Pension systems are complicated and have never been easy to understand. But, the good news is that there are some things to keep in mind.
Defined benefit plan
When you become a teacher in Missouri, you automatically enroll in the Public School Retirement System of Missouri. This plan requires teachers to contribute a portion of their salary into a fund that will later provide them with a lifetime pension. This is a great incentive to stay in the classroom, and it can help you prepare for your future financial needs.
Most teachers also gain health insurance benefits. However, this benefit is negotiated on a local level, so the exact coverage varies by district. Teachers can find out more about the specific health insurance benefits they will receive by contacting their local school districts.
It is easy to compare salaries on a county-by-county basis and to look at the health insurance benefits offered by one district compared to another. But it is harder to understand the value of a pension plan on a state-by-state basis. This is because states frequently modify or reduce benefits during periods of fiscal stress.
Matching contributions
Teachers in Missouri pay 14.5 percent of their salaries into a defined benefit pension, which is matched by the state. The average pension for a retired teacher is around $2,750. But this amount falls short of meeting most retirees’ financial needs.
Teachers must work and pay into the retirement plan for a number of years, known as the vesting period, before they can collect a full pension. But they can withdraw their own contributions, usually with interest, if they leave early.

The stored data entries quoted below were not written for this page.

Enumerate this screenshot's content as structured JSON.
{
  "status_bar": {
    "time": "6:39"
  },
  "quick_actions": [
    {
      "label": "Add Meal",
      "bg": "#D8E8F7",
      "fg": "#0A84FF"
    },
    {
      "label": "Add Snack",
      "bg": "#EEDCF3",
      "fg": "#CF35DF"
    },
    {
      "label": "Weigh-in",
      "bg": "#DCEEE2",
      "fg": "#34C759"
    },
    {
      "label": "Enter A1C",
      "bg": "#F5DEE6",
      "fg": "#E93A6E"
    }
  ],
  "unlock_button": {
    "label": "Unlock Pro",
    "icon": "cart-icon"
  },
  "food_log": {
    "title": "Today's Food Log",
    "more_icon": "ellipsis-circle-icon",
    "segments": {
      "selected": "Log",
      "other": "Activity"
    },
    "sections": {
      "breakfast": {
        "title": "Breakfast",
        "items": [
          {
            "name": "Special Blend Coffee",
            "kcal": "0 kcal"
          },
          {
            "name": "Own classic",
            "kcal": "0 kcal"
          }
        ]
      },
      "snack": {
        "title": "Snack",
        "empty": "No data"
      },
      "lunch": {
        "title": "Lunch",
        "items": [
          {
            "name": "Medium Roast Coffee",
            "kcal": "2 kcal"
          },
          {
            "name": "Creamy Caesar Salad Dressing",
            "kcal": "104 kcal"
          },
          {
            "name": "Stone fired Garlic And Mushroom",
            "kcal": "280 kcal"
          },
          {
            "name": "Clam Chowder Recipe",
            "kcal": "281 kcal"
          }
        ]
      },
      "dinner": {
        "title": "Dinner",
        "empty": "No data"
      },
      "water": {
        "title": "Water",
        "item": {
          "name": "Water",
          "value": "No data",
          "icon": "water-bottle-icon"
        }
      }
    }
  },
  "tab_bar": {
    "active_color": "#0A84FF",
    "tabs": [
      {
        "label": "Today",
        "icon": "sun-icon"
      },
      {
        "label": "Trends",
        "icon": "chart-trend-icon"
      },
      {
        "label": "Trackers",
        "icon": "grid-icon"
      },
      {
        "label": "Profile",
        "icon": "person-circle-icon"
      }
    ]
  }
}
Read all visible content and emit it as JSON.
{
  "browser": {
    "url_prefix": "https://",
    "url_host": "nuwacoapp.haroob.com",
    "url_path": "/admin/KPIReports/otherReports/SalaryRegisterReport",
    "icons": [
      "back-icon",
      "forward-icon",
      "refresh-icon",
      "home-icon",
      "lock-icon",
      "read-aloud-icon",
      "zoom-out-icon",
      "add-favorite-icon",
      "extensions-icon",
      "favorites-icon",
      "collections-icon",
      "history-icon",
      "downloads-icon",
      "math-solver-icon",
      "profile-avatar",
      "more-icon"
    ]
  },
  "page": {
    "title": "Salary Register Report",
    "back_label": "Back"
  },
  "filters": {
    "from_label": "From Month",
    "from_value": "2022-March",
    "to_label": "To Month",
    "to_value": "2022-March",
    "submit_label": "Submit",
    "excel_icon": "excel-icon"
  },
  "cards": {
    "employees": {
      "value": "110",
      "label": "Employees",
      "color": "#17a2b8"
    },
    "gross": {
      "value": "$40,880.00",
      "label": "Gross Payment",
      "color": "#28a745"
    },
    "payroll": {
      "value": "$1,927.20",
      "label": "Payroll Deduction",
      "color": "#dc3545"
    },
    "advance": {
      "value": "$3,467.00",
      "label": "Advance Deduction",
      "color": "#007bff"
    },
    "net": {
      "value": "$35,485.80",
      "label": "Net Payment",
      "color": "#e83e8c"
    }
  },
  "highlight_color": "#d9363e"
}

This incentive could be a big drawback for the long-term stability of a pension system.
Most public pension plans offer cost-of-living adjustments, or COLAs, for their retirees. These increases can be small or large and are designed to keep pace with inflation. During times of fiscal stress, these increases have been reduced or eliminated.
Eight out of ten teachers in six states will accrue enough service to earn benefits from the lowest-tier pension that are higher than those of an idealized 401(k). Moreover, COLAs are compounding, meaning that the base pension is increased each year, and then any future changes to the benefit are added on top.
Health insurance
Many states have eliminated traditional pension plans or are replacing them with more flexible alternatives. For example, some are converting defined-benefit pensions to hybrid plans that combine elements of a traditional plan with a defined-contribution retirement savings account, which teachers can withdraw if they leave their job. While these plans can help new teachers save money, they are less portable than a traditional pension.
In addition, many of these hybrid plans lack a feature that allows teachers to transfer their pension into another state’s system. This can significantly hurt the long-term retirement security of teachers who move to a different district or cross state lines.
Despite these concerns, a recent report by Bellwether Education Partners found that Missouri’s Public School Retirement System ranks near the top of all national systems in terms of its rewards for long-term service. But one teachers union representative and the director of the state’s pension program say that it is unfair to compare the merits of a teacher’s retirement system with those of other professions.
Portability
Educators need to ask important questions before making a major job move, including whether their teachers’ pension will transfer with them. The answer to this question depends on the type of pension plan and the state. The top-ranking states for teacher pension systems tend to offer portability, but many others do not. Many states require educators to serve a certain number of years before they can qualify for a pension, and some have a vesting period that takes time away from classrooms. These factors can make it difficult for teachers to find new jobs.
This is a problem for teachers, because they are already struggling to save for retirement through their own 403(b) or 457 accounts. Moreover, these plans are often complex and have high fees. In addition, many of these teachers have little or no other financial savings options. As a result, they have little incentive to stay in the profession. Instead, they leave early, or cross state lines to work in a different system.